JKUAT Students showcase innovations at Tech Expo

(KEN MACHARIA) JKUAT students were at their element during this year’s JKUAT Tech expo held at the Juja main campus. The expo showcased the best of their technical innovations and inventions.

This year’s expo has been bigger, as the organizers – a student group known as Linux User group – have pulled in more sponsors and partners. The tech event was started last year as a way of providing a platform for tech students to show different projects they have been working on, in class and in the halls of hostels.

“The event is entirely a student affair. We plan and source for sponsors on our own,” says Calvin Kebati of Linux User Group and an IT student at JKUAT.

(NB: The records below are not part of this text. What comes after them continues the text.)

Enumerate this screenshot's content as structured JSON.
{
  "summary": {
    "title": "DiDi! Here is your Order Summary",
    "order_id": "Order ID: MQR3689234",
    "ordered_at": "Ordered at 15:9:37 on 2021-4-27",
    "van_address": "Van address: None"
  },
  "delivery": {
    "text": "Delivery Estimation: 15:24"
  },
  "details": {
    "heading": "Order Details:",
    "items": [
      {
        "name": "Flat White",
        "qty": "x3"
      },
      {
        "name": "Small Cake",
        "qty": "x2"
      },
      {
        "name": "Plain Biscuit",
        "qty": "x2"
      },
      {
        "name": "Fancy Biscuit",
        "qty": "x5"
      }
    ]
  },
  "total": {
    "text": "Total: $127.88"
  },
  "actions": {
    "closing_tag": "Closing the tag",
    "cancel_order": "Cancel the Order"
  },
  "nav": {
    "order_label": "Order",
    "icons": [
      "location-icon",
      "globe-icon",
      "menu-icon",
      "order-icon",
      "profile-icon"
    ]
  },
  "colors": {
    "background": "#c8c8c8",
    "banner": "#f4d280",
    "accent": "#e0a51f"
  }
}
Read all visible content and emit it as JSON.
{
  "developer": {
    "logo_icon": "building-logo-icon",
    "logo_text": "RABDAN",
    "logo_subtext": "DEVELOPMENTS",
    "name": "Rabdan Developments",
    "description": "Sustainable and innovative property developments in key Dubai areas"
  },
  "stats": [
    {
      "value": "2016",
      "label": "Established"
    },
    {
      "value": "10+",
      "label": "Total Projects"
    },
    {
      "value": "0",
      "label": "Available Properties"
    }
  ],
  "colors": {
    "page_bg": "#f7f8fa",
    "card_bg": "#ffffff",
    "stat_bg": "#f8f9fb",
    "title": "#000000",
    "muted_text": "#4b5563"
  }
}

The Group also pre-selects projects to participate in the tech expo. This year, 60 teams submitted their projects for a chance to be at the expo.

“We narrowed down to 23 teams because the rest did not fit into the criteria we used,” explains Calvin.“We looked at the projects that were in line with our theme, is viable and easily scalable to be implemented even in rural areas”

 The number of categories has also increased from last year. Engineering & Arch., Mass Comm, and Agriculture have been added to Software engineering and embedding. In spite of the limited resources, students displayed their projects at the expo venue with the hope of attracting commercial interest to develop their prototypes.

 Paul Mwaniki is one of the few that took his home-security innovation project from a concept to a commercial venture, after he exhibited during the inaugural tech expo last year.

Mwaniki, who is a telecoms and information engineering graduate, says he struggled to produce the first prototype.

“I had to sell shares I had bought when I was in first year so that I could order the parts from Japan,” says Mwaniki.

He adds that there is more to a groundbreaking innovation than the idea. “There are other important factors like marketing, packaging, production that you have to think about.”

That’s why the organizers required teams to have members with different skills. “There are students who have marketing skills while others are gifted on the technical side,” said Calvin.

Guest of honor, Information and Communication PS, Bitange Ndemo, said ICT will be the main driver of solving social issues.

“The digital economy is growing fast and its being driven by the youth,” said Dr. Ndemo “Students should create employment for themselves.”

Among some of the innovations that are on display include; a mobile air ticketing and sms system, virtual e-learning software, a transparency electronic voting system, and a local Shazam application called ‘jua wimbo’ that identifies a song and artist using a cell phone.